Julie avait certes vu le styliste des insectes se faire tabasser par les Rats noirs puis une ambulance l'emporter mais de là à l'imaginer dans le coma!

– Il faut qu'on aille lui rendre visite à l'hôpital, dit Julie.

– Pas question, rétorqua David. On se ferait prendre aussitôt.

La télévision présentait en effet une affiche avec les huit portraits agrandis des musiciens du groupe «Les Fourmis». Ils furent satisfaits d'apprendre que, comme eux, les cinq autres avaient pu s'échapper. Ainsi qu'Elisabeth.

– Eh bien, dites-donc, quelle histoire, les enfants!
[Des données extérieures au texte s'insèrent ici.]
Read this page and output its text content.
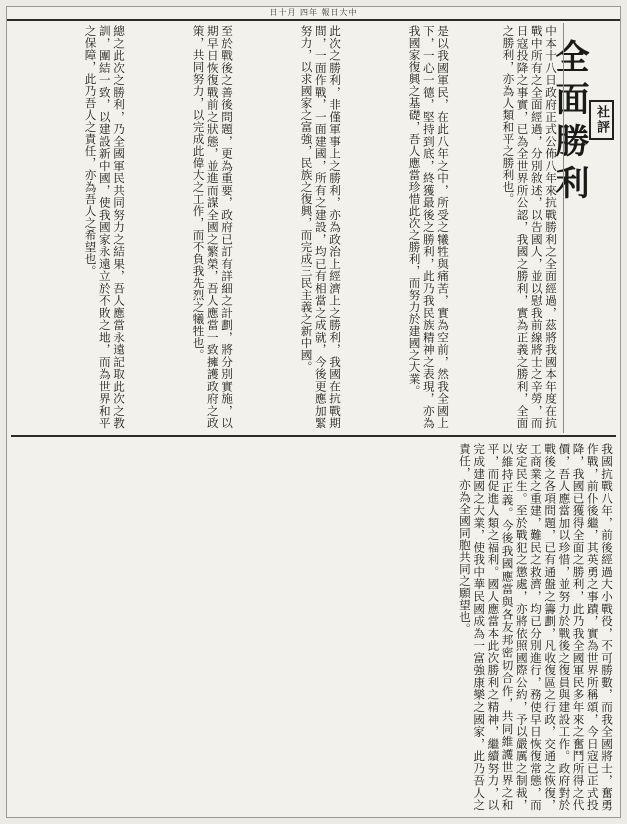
日十月 四年 報日大中
社評
全面勝利
中本十八日政府正式公佈八年來抗戰勝利之全面經過，茲將我國本年度在抗戰中所有之全面經過，分別敘述，以告國人，並以慰我前線將士之辛勞，而日寇投降之事實，已為全世界所公認，我國之勝利，實為正義之勝利，全面之勝利，亦為人類和平之勝利也。
是以我國軍民，在此八年之中，所受之犧牲與痛苦，實為空前，然我全國上下，一心一德，堅持到底，終獲最後之勝利，此乃我民族精神之表現，亦為我國家復興之基礎，吾人應當珍惜此次之勝利，而努力於建國之大業。
此次之勝利，非僅軍事上之勝利，亦為政治上經濟上之勝利，我國在抗戰期間，一面作戰，一面建國，所有之建設，均已有相當之成就，今後更應加緊努力，以求國家之富強，民族之復興，而完成三民主義之新中國。
至於戰後之善後問題，更為重要，政府已訂有詳細之計劃，將分別實施，以期早日恢復戰前之狀態，並進而謀全國之繁榮，吾人應當一致擁護政府之政策，共同努力，以完成此偉大之工作，而不負我先烈之犧牲也。
總之此次之勝利，乃全國軍民共同努力之結果，吾人應當永遠記取此次之教訓，團結一致，以建設新中國，使我國家永遠立於不敗之地，而為世界和平之保障，此乃吾人之責任，亦為吾人之希望也。
我國抗戰八年，前後經過大小戰役，不可勝數，而我全國將士，奮勇作戰，前仆後繼，其英勇之事蹟，實為世界所稱頌，今日寇已正式投降，我國已獲得全面之勝利，此乃我全國軍民多年來之奮鬥所得之代價，吾人應當加以珍惜，並努力於戰後之復員與建設工作。政府對於戰後之各項問題，已有通盤之籌劃，凡收復區之行政，交通之恢復，工商業之重建，難民之救濟，均已分別進行，務使早日恢復常態，而安定民生。至於戰犯之懲處，亦將依照國際公約，予以嚴厲之制裁，以維持正義。今後我國應當與各友邦密切合作，共同維護世界之和平，而促進人類之福利。國人應當本此次勝利之精神，繼續努力，以完成建國之大業，使我中華民國成為一富強康樂之國家，此乃吾人之責任，亦為全國同胞共同之願望也。
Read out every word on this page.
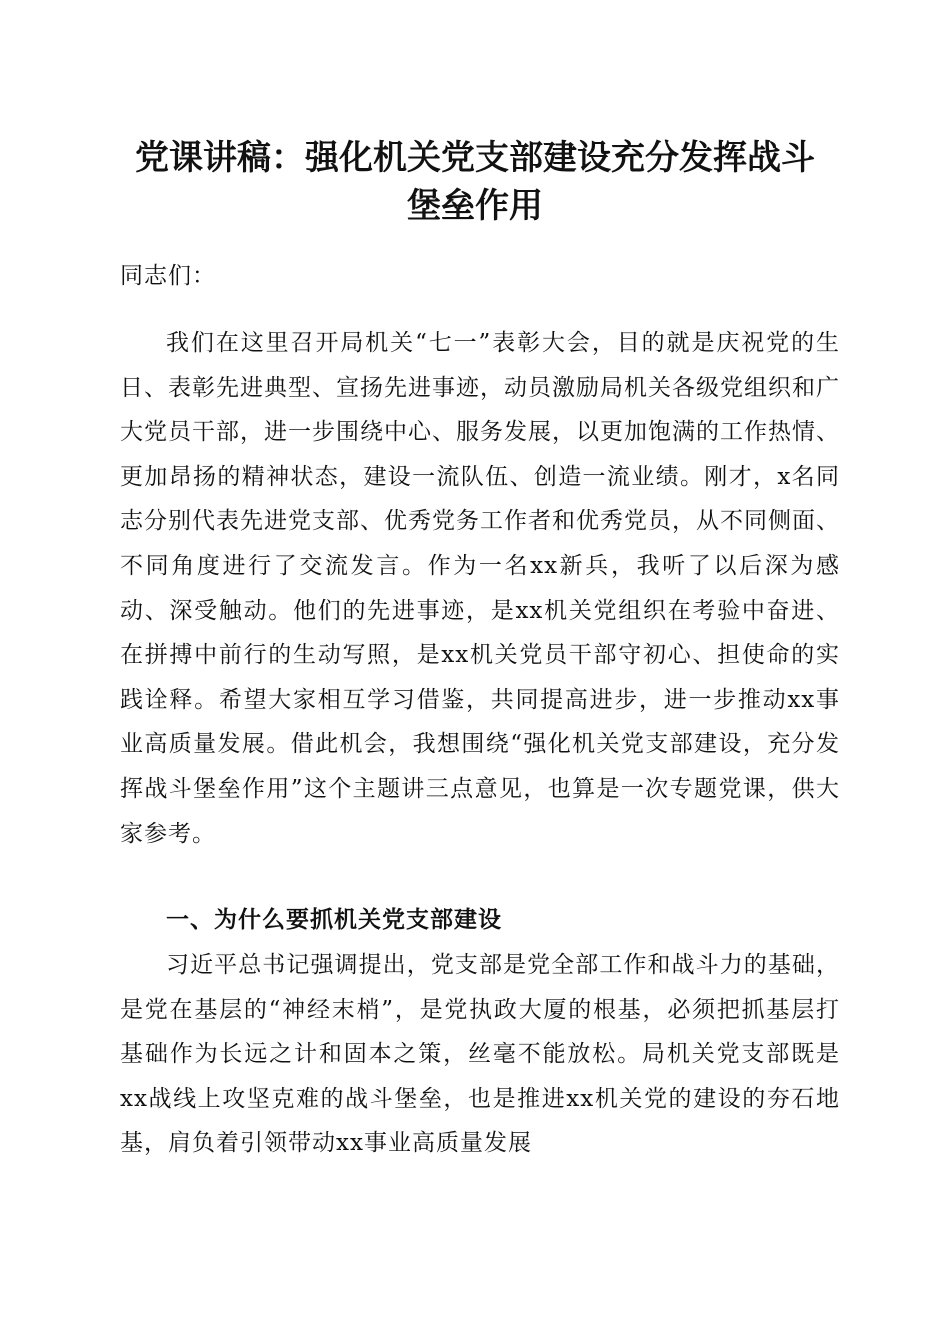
党课讲稿：强化机关党支部建设充分发挥战斗
堡垒作用

同志们：

我们在这里召开局机关“七一”表彰大会，目的就是庆祝党的生日、表彰先进典型、宣扬先进事迹，动员激励局机关各级党组织和广大党员干部，进一步围绕中心、服务发展，以更加饱满的工作热情、更加昂扬的精神状态，建设一流队伍、创造一流业绩。刚才，x名同志分别代表先进党支部、优秀党务工作者和优秀党员，从不同侧面、不同角度进行了交流发言。作为一名xx新兵，我听了以后深为感动、深受触动。他们的先进事迹，是xx机关党组织在考验中奋进、在拼搏中前行的生动写照，是xx机关党员干部守初心、担使命的实践诠释。希望大家相互学习借鉴，共同提高进步，进一步推动xx事业高质量发展。借此机会，我想围绕“强化机关党支部建设，充分发挥战斗堡垒作用”这个主题讲三点意见，也算是一次专题党课，供大家参考。

一、为什么要抓机关党支部建设

习近平总书记强调提出，党支部是党全部工作和战斗力的基础，是党在基层的“神经末梢”，是党执政大厦的根基，必须把抓基层打基础作为长远之计和固本之策，丝毫不能放松。局机关党支部既是xx战线上攻坚克难的战斗堡垒，也是推进xx机关党的建设的夯石地基，肩负着引领带动xx事业高质量发展
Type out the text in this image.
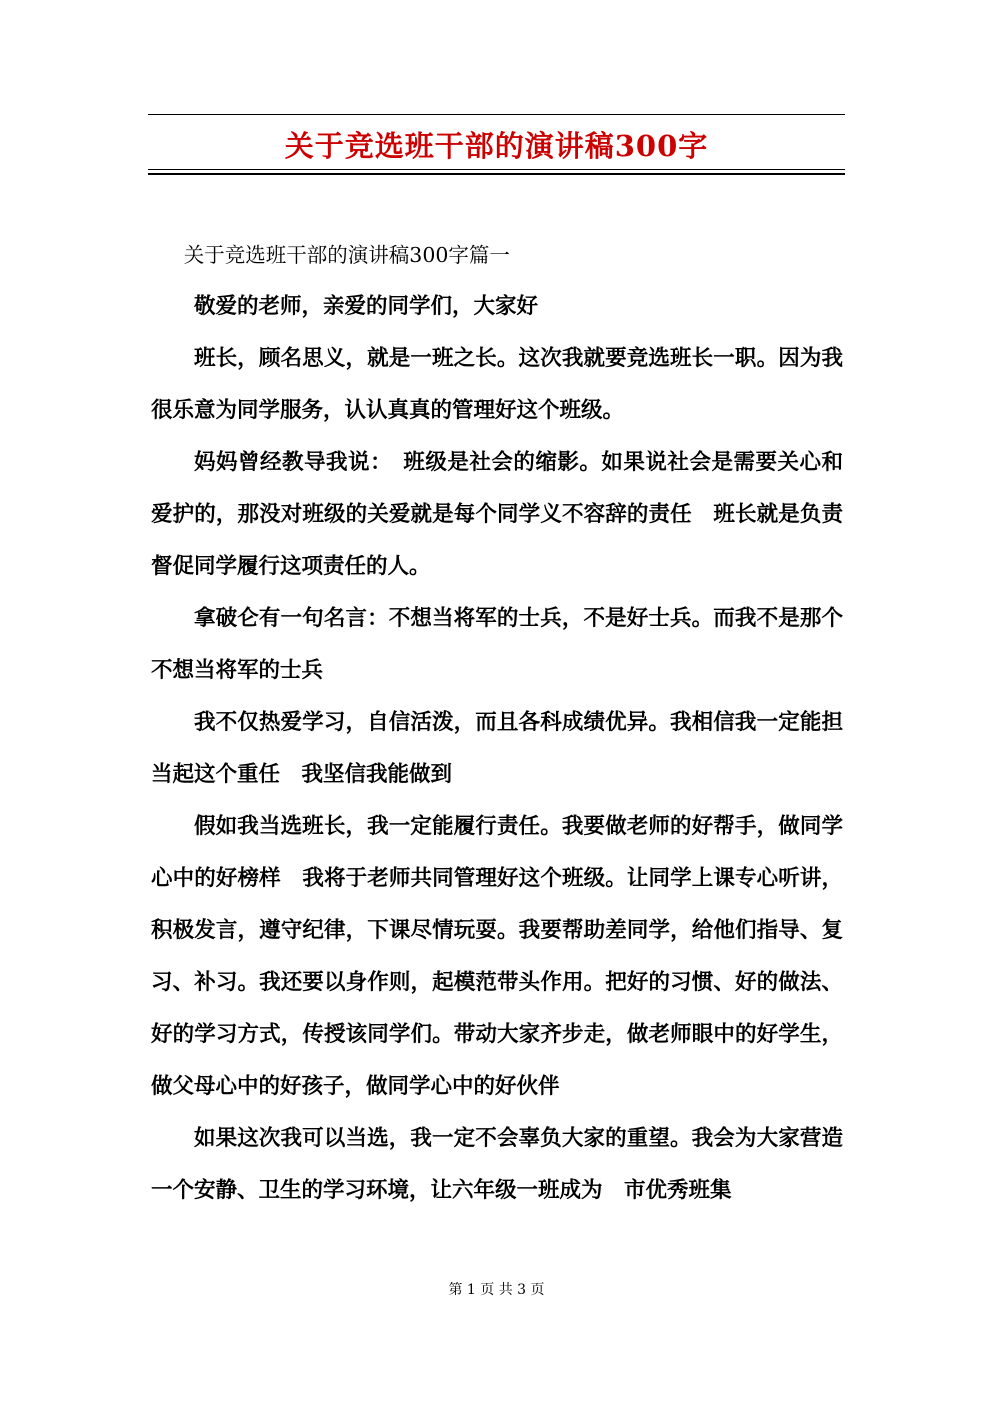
关于竞选班干部的演讲稿300字

关于竞选班干部的演讲稿300字篇一

敬爱的老师，亲爱的同学们，大家好

班长，顾名思义，就是一班之长。这次我就要竞选班长一职。因为我很乐意为同学服务，认认真真的管理好这个班级。

妈妈曾经教导我说：　班级是社会的缩影。如果说社会是需要关心和爱护的，那没对班级的关爱就是每个同学义不容辞的责任　班长就是负责督促同学履行这项责任的人。

拿破仑有一句名言：不想当将军的士兵，不是好士兵。而我不是那个不想当将军的士兵

我不仅热爱学习，自信活泼，而且各科成绩优异。我相信我一定能担当起这个重任　我坚信我能做到

假如我当选班长，我一定能履行责任。我要做老师的好帮手，做同学心中的好榜样　我将于老师共同管理好这个班级。让同学上课专心听讲，积极发言，遵守纪律，下课尽情玩耍。我要帮助差同学，给他们指导、复习、补习。我还要以身作则，起模范带头作用。把好的习惯、好的做法、好的学习方式，传授该同学们。带动大家齐步走，做老师眼中的好学生，做父母心中的好孩子，做同学心中的好伙伴

如果这次我可以当选，我一定不会辜负大家的重望。我会为大家营造一个安静、卫生的学习环境，让六年级一班成为　市优秀班集

第 1 页 共 3 页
Vous feriez mieux de rester bien tranquillement ici en attendant que ça se tasse.

Le professeur de philosophie leur proposa pour dessert un yaourt et se leva pour préparer le café.

Julie enrageait tandis que, sur l'écran, on montrait les ravages provoqués par cette «Révolution des fourmis» dans le lycée de Fontainebleau: salles de classe saccagées, draps déchirés, meubles jetés au feu.

– Nous avons réussi à montrer qu'il était possible de faire une révolution sans violence. Ils veulent nous enlever même ça!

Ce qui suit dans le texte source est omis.